Contributions of theoretical seismograms to the study of modes, rays, and the Earth

Theoretical seismograms, for both simplified and realistic models of the earth, can be calculated and analyzed to learn the relations between free oscillations and traveling waves. These studies can help to clarify the influence of the physical properties of the earth upon the generation, propagation, attenuation, and dispersion of elastic waves. Principal results include the equivalence of mantle and crustal Rayleigh waves to the fundamental radial modes of spheroidal free oscillations and the equivalence of G waves and ordinary Love waves to the fundamental radial modes of torsional free oscillations.
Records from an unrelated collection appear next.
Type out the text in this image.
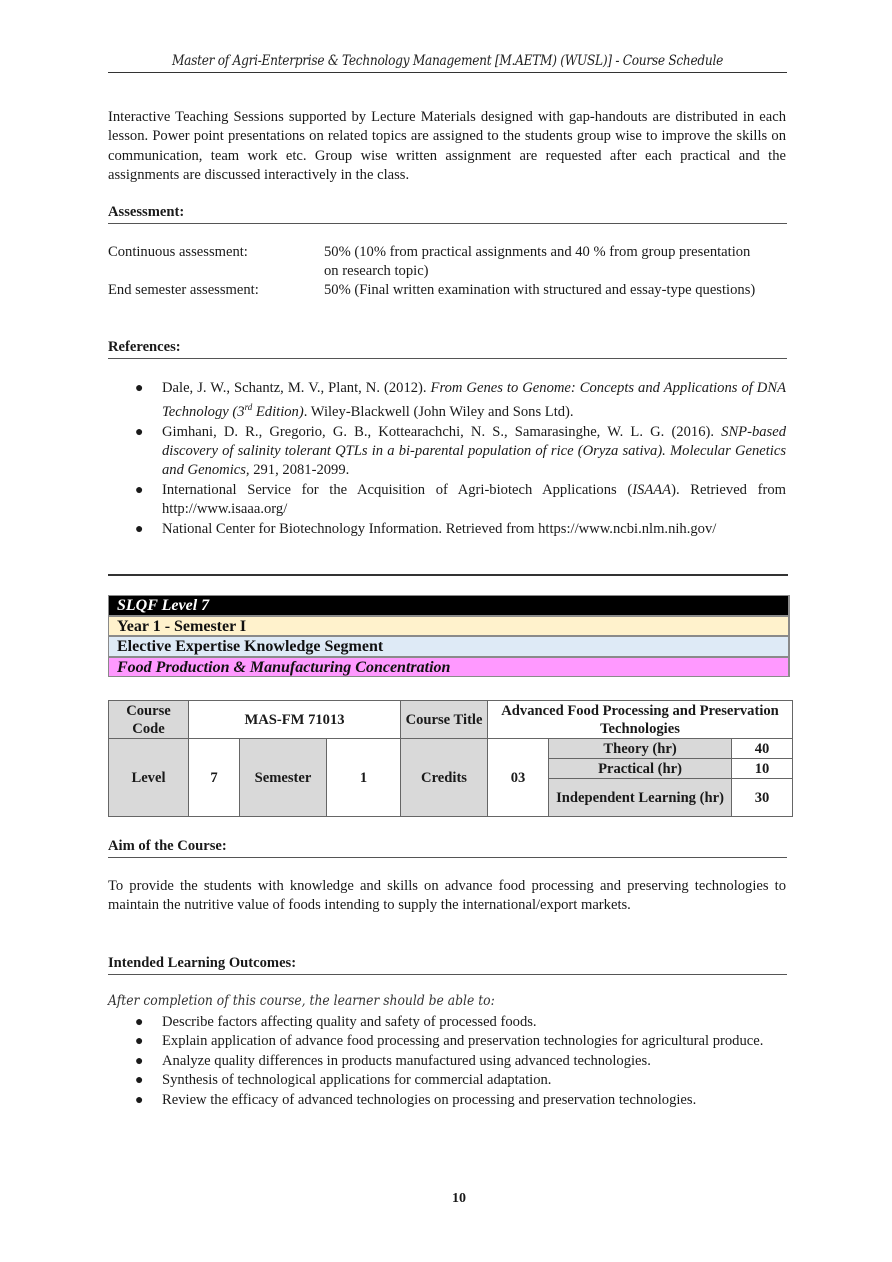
Master of Agri-Enterprise & Technology Management [M.AETM) (WUSL)] - Course Schedule

Interactive Teaching Sessions supported by Lecture Materials designed with gap-handouts are distributed in each lesson. Power point presentations on related topics are assigned to the students group wise to improve the skills on communication, team work etc. Group wise written assignment are requested after each practical and the assignments are discussed interactively in the class.

Assessment:
Continuous assessment:	50% (10% from practical assignments and 40 % from group presentation on research topic)
End semester assessment:	50% (Final written examination with structured and essay-type questions)
References:
● Dale, J. W., Schantz, M. V., Plant, N. (2012). From Genes to Genome: Concepts and Applications of DNA Technology (3rd Edition). Wiley-Blackwell (John Wiley and Sons Ltd).
● Gimhani, D. R., Gregorio, G. B., Kottearachchi, N. S., Samarasinghe, W. L. G. (2016). SNP-based discovery of salinity tolerant QTLs in a bi-parental population of rice (Oryza sativa). Molecular Genetics and Genomics, 291, 2081-2099.
● International Service for the Acquisition of Agri-biotech Applications (ISAAA). Retrieved from http://www.isaaa.org/
● National Center for Biotechnology Information. Retrieved from https://www.ncbi.nlm.nih.gov/
SLQF Level 7
Year 1 - Semester I
Elective Expertise Knowledge Segment
Food Production & Manufacturing Concentration
Course Code	MAS-FM 71013			Course Title	Advanced Food Processing and Preservation Technologies		
Level	7	Semester	1	Credits	03	Theory (hr)	40
						Practical (hr)	10
						Independent Learning (hr)	30
Aim of the Course:

To provide the students with knowledge and skills on advance food processing and preserving technologies to maintain the nutritive value of foods intending to supply the international/export markets.

Intended Learning Outcomes:
After completion of this course, the learner should be able to:
● Describe factors affecting quality and safety of processed foods.
● Explain application of advance food processing and preservation technologies for agricultural produce.
● Analyze quality differences in products manufactured using advanced technologies.
● Synthesis of technological applications for commercial adaptation.
● Review the efficacy of advanced technologies on processing and preservation technologies.
10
In contrast, the higher radial modes produce all the direct, reflected, refracted, and diffracted body phases, as well as the higher‐mode surface waves. Stoneley‐wave propagation along the core‐mantle boundary introduces a large number of interesting phenomena into the propagation of the spheroidal overtones. The confinement of the Stoneley modes to the vicinity of this boundary is responsible for the discontinuities in the spectra and the relative difficulty in the excitation of long‐period P and SV diffracted arrivals, as compared with the corresponding SH phases. The trapping of body‐wave energy for sources within a velocity inversion is demonstrated. The particle motion ratio at the surface may be as useful as phase velocity in the understanding of the physical properties beneath a recording site; realistic curves of this parameter are presented for a wide range of periods and radial orders.